Dans cette crise qui touche de nombreux secteurs, les auteurs, comme tous les autres, font ce qu'ils peuvent pour tenir. Ils cherchent des appuis dans la solidarité des centres nationaux, comme le Centre National du Cinéma, qui ne peut pas tout, et des organisations professionnelles qui les représentent – heureusement que parfois, certaines aides financières sont pensées par des auteurs pour des auteurs. Ils continuent de créer même sans être rémunéré.e.s et espèrent un grand plan culture, dans le respect du droit d'auteur. Encore plus après les décevantes déclarations présidentielles du 6 mai dernier : car derrière les effets d’annonce, il n'y a que du flou, et des dédales bureaucratiques pour la plupart inadaptés à leurs situations.
Pourtant, pendant le confinement, est-ce vers les voitures, les avions, le tourisme, que se sont tournés les habitants de ce pays pour supporter l'enfermement et l'angoisse suscités par le virus ? Non, pour une grande partie, ce sont vers les livres, les films et la musique. C'est la culture qui a tenu lieu de portes et de fenêtres pour les 23 heures que chacun.e devait passer chaque jour chez soi, qui a procuré les quelques moments de délassement auxquels pouvaient prétendre les personnels soignants et toutes celles et ceux qui ont bravement continué de faire fonctionner la vie courante dans ce pays…

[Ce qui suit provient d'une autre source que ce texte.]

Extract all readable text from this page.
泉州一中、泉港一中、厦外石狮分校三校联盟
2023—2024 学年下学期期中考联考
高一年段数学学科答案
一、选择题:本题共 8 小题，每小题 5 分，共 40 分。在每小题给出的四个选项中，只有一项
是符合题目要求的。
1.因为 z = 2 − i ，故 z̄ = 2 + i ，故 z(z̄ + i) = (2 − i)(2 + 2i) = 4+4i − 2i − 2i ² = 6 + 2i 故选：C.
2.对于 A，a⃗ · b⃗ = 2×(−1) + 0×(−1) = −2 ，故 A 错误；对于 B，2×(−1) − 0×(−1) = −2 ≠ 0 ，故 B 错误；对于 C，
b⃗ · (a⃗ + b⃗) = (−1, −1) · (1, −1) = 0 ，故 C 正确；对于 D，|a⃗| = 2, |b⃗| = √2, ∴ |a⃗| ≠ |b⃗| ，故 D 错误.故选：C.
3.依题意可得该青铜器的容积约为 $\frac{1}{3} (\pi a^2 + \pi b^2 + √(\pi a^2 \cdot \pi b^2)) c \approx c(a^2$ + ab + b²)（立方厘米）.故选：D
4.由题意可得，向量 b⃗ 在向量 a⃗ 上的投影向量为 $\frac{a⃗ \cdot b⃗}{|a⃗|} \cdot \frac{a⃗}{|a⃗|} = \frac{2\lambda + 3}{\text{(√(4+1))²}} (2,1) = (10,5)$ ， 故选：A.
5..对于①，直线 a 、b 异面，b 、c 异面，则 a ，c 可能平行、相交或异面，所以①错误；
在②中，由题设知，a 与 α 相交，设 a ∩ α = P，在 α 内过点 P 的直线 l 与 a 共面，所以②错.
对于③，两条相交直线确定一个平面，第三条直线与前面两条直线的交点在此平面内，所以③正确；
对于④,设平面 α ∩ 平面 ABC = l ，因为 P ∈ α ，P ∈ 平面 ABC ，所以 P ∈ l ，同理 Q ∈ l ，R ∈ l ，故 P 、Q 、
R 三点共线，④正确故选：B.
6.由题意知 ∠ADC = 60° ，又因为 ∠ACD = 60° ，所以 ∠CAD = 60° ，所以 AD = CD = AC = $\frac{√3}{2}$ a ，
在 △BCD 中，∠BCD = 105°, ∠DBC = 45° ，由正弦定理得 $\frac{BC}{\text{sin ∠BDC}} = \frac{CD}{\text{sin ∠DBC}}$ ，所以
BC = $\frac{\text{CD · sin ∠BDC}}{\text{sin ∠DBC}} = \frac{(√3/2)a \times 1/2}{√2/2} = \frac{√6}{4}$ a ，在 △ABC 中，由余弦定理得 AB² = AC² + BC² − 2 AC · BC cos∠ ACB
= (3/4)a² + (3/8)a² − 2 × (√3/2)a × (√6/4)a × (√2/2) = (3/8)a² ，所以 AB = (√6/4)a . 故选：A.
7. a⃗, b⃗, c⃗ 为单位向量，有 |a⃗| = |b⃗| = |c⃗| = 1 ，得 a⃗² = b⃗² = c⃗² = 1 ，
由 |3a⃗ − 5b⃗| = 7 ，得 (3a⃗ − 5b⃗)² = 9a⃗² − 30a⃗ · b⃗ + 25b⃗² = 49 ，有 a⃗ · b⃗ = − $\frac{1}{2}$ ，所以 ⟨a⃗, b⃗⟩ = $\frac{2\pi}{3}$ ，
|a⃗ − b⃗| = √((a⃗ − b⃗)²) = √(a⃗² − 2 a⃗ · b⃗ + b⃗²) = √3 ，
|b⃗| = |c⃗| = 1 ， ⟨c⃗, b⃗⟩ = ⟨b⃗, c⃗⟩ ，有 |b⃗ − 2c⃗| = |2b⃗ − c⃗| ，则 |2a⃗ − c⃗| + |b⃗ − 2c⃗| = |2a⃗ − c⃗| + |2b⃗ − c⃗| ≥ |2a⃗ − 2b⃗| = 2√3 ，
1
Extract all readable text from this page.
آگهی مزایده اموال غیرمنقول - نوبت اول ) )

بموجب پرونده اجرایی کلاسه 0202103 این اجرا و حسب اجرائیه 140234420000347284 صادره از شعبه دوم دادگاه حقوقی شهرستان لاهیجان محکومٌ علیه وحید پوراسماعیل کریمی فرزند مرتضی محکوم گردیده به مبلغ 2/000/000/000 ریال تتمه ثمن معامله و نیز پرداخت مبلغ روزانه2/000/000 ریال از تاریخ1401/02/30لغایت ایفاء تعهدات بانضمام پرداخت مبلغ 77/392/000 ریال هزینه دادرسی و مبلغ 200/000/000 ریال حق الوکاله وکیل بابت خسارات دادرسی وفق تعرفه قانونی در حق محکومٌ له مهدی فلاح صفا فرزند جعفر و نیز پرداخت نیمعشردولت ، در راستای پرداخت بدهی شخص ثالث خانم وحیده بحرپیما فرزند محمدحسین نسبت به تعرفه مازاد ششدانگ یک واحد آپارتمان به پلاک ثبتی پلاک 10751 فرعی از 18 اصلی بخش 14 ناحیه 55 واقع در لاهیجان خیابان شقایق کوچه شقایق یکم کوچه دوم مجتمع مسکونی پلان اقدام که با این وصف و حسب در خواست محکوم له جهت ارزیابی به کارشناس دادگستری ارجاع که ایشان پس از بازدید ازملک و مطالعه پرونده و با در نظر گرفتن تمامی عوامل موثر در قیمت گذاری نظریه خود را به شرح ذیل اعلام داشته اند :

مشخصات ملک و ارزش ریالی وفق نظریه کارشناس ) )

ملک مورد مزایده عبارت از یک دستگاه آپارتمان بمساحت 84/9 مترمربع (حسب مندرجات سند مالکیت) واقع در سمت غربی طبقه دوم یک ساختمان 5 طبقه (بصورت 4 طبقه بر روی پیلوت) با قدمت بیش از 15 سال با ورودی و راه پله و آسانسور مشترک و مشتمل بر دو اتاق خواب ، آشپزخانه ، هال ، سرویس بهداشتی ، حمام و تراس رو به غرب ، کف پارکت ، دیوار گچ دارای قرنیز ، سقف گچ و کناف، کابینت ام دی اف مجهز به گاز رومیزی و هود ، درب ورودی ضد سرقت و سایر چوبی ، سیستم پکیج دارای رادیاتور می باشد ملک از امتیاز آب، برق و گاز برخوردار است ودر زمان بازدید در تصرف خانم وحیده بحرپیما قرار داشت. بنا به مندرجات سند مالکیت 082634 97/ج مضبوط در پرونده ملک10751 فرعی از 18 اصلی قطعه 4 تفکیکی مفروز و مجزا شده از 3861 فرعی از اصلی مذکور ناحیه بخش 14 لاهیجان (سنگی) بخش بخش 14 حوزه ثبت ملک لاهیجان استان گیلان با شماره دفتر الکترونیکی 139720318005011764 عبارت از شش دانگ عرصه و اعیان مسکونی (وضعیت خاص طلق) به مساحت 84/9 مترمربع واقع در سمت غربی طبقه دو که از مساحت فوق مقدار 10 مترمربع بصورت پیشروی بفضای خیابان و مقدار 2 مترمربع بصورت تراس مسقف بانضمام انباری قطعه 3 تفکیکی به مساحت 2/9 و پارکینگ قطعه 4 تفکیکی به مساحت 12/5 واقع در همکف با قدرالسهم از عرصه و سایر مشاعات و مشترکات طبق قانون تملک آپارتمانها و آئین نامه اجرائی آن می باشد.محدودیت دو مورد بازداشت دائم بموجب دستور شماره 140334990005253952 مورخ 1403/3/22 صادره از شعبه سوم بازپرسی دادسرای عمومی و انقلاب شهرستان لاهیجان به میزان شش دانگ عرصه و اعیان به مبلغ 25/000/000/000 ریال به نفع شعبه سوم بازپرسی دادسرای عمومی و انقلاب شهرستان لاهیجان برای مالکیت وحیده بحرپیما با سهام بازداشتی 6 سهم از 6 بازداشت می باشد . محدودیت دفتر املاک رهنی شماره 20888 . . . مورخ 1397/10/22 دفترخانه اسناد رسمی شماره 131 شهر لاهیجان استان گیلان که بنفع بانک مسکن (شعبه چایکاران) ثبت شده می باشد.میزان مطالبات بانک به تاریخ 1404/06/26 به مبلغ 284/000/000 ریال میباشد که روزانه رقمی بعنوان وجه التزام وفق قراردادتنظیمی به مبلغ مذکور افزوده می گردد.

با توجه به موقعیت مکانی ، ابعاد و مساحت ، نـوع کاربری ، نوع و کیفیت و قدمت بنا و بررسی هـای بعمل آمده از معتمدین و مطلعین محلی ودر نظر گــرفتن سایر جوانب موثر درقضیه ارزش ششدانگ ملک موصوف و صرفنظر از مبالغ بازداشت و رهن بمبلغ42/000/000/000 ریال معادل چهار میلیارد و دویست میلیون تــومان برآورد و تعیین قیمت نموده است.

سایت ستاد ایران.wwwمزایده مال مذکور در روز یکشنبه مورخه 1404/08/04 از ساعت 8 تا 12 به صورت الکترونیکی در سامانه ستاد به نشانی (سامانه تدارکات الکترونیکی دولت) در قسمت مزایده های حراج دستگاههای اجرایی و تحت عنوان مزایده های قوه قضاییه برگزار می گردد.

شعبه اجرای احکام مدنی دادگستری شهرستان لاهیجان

Non seulement le gouvernement calcule pour le moment à la baisse la relance des secteurs culturels, mais pire encore, il ignore les auteurs, qui en sont pourtant les clefs de voûte. Les auteurs ne sont-ils pas des citoyen-ne-s comme les autres ? Ils travaillent, ils créent, ils paient leurs cotisations, mais n’ont concrètement pas accès aux dispositifs généraux. Les scénaristes du SCA, et sans doute tous les auteurs de ce pays, sont en colère, et inquiets. En colère d'être ainsi traités par le mépris. Inquiets, profondément, de la fragilité dans laquelle se trouve aujourd'hui le droit d'auteur. Nous en appelons à ceux qui dirigent ce pays, qui a longtemps brillé par la place qu'il faisait à la culture ! Il y a urgence à ne pas laisser s'effondrer l’édifice.